Begley made clear that her complaint is with how patients under the current health care structure can easily order up expensive tests (MRIs, CAT scans, etc.) that she argues are often times wasteful or unnecessarily adminstered (emphasis mine):
[L]et’s figure out what treatments and diagnostic tests make a difference to people’s health and longevity, and which are insanely overused to no good end. The latter is what we need to ration, restricting their use to the patients and conditions where they can make a difference or abandoning them altogether.
Begley continued with criticism that practically hinted that a government middleman would be better able to “ration” health care efficiently (emphasis mine):
There is a raging debate about why CT and other scans are overused, and a new study in the open-access journal BMC Health Services Research provides some clues, at least in one European country where overuse is a problem much as it is in the U.S. For the study, Kristin Lysdahl and Bjørn Hofmann of the University of Oslo polled 374 radiologists for their views on the causes of the increasing use of radiological imaging. Their top five answers, in order: new radiological technology (my translation: “Ooh, a new toy, let’s use it”); patients’ increased demands for certain knowledge about their own health (to which I must add that patients seem to have no clue that CT scans do not necessarily tell a doctor anything they can’t figure out by other means, or anything that will alter the course of treatment); physicians’ lower tolerance for uncertainty (a.k.a. “Let’s be sure we cover our backsides so we don’t miss something and get sued”); expanded clinical indications for radiology; and increased availability of radiological equipment and personnel (“We have it, so let’s use it”). Note that the list does not include “it improves patient care” as a reason for the increased use of CTs.
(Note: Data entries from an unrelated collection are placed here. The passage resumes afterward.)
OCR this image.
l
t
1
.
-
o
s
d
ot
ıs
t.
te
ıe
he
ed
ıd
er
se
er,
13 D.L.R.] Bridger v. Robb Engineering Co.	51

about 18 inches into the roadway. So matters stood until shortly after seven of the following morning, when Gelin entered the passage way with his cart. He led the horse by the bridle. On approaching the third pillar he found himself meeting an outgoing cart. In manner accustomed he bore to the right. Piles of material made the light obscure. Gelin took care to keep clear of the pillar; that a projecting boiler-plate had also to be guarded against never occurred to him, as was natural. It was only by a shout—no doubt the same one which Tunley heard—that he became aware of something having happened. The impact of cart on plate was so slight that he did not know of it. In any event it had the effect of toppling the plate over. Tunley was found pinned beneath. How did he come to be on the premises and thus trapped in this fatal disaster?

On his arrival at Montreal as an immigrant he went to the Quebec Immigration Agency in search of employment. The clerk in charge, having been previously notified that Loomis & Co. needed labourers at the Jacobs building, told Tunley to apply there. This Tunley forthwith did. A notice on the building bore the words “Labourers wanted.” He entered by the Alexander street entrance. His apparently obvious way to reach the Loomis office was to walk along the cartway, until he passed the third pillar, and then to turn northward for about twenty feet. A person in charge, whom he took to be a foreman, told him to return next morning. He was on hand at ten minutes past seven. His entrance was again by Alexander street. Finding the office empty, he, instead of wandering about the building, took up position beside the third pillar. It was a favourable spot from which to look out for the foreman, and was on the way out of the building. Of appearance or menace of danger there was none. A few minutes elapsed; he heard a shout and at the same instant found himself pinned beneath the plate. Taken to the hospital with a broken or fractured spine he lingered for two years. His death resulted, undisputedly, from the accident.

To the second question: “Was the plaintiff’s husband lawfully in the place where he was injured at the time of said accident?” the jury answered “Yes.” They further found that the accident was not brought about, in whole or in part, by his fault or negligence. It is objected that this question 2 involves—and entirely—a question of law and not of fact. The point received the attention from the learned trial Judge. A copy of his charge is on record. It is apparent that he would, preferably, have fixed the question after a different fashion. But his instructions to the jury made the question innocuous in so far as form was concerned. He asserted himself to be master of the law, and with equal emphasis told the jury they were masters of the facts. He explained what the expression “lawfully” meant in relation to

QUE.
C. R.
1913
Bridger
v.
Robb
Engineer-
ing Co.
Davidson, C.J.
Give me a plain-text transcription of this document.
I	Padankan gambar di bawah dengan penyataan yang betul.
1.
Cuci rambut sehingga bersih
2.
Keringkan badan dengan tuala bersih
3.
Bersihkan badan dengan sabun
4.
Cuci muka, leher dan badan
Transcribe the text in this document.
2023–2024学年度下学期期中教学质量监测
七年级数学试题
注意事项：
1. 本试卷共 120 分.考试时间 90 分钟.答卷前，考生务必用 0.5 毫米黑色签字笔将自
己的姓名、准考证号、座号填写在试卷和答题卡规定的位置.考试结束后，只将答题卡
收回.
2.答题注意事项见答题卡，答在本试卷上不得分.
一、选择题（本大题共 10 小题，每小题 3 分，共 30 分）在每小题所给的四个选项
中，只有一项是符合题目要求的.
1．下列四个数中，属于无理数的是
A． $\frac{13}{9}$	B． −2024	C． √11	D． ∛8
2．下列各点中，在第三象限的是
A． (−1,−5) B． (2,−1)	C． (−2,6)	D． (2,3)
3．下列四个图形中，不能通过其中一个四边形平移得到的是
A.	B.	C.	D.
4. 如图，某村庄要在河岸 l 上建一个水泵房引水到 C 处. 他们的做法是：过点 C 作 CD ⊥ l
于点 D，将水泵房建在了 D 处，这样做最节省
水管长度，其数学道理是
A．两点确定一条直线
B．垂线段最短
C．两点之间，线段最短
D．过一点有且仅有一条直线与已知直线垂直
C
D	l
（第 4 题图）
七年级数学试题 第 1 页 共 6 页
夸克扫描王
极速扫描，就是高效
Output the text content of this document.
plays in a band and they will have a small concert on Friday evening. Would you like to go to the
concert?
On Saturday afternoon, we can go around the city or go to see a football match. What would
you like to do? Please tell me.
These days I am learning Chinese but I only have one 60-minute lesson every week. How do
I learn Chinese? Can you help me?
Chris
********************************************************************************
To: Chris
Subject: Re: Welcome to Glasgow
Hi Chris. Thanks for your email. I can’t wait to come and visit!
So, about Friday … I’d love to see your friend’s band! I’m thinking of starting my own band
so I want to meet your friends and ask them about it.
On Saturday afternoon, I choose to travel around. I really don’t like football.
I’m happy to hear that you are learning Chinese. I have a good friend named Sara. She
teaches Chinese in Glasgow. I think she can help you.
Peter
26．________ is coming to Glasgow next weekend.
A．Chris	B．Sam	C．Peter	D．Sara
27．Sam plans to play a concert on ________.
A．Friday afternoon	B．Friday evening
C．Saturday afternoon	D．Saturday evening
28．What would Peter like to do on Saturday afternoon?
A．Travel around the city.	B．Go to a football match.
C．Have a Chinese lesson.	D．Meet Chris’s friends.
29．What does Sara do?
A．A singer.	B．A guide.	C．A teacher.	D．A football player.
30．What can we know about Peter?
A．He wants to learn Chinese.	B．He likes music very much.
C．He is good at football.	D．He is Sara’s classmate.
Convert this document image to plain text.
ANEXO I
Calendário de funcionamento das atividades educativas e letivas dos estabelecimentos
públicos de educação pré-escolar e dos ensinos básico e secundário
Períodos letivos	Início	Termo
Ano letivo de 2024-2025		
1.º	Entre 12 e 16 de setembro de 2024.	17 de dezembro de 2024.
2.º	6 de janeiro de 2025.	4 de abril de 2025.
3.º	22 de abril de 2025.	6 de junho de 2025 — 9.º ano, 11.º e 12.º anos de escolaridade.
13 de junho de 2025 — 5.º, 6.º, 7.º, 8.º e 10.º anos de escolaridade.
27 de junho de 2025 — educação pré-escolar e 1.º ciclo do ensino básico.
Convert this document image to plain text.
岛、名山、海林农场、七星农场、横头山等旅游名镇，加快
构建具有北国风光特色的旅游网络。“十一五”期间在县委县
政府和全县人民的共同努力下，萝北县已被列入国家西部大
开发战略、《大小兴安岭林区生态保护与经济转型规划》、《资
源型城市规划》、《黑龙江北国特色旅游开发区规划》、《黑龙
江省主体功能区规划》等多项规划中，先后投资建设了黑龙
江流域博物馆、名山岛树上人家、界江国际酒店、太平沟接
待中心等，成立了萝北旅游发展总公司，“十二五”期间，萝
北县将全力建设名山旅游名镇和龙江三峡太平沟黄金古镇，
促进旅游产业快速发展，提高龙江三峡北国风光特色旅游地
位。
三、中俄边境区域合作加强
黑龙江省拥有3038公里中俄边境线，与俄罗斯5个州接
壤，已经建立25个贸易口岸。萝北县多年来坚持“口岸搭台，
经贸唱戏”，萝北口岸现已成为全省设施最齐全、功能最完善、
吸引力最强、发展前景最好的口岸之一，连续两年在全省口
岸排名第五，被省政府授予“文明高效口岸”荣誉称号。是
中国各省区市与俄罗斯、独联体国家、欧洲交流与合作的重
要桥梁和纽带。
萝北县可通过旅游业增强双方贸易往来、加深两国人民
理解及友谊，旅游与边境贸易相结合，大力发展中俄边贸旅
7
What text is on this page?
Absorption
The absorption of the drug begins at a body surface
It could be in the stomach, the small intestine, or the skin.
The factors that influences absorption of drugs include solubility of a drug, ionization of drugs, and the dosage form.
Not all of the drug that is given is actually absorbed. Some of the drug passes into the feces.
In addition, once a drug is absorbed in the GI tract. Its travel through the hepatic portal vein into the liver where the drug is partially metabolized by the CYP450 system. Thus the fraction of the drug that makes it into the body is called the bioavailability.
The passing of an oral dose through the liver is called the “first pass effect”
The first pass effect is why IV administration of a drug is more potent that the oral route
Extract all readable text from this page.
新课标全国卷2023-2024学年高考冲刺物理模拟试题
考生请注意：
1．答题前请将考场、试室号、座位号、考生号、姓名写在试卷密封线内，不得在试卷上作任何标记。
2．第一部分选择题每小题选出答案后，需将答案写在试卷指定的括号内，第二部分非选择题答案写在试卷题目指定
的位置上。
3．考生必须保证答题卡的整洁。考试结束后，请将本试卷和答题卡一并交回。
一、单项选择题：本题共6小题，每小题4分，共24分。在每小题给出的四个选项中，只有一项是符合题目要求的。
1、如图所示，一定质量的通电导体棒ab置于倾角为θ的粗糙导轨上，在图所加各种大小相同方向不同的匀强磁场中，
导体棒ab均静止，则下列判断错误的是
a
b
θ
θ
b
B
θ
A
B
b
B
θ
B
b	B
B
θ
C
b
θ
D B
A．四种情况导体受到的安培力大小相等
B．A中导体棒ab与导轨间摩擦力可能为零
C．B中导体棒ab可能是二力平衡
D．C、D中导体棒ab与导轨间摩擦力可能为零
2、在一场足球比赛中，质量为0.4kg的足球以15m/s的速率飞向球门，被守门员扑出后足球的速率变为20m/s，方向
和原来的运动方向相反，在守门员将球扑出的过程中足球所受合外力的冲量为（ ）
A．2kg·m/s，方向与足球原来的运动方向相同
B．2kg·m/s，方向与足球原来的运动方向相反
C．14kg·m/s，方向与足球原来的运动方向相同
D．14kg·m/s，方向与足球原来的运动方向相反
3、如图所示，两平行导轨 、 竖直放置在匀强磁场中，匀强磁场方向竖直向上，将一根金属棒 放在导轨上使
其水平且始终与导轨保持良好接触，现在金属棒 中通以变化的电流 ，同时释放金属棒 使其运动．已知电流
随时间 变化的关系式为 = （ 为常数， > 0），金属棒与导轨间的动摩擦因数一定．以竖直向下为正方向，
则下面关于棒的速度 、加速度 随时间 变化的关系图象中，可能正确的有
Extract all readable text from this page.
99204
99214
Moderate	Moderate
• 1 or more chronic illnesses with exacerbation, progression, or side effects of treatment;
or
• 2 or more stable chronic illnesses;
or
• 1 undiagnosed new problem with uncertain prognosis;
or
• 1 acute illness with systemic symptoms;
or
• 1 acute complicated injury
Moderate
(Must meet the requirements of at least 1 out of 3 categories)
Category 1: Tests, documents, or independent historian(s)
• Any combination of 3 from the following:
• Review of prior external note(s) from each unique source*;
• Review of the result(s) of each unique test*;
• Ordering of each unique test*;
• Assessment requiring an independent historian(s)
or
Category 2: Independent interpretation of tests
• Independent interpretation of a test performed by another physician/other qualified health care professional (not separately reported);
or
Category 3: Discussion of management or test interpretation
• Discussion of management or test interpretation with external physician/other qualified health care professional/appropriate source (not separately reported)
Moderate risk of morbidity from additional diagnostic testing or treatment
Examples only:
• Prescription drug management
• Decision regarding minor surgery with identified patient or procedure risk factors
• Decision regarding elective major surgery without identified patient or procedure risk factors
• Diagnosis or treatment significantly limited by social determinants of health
The list of overused medical treatments is as long as your arm, and in each case the consequences are felt not only in our collective wallet but in our health. Overuse of antibiotics? Not only does it breed resistant bacteria, but it can camouflage a deadly brain infection in children. How about giving patients beta-blockers in the hours right after a heart attack? Also useless, found a 2005 study, but commonly done. Spinal-fusion surgery? Arthroscopic surgery for osteoarthritis of the knee? Pointless, and pointless.
At the risk of being a broken record, as my mother used to say, we are already rationing, on the basis of ability to pay. How about we start rationing useless interventions right out of medical practice?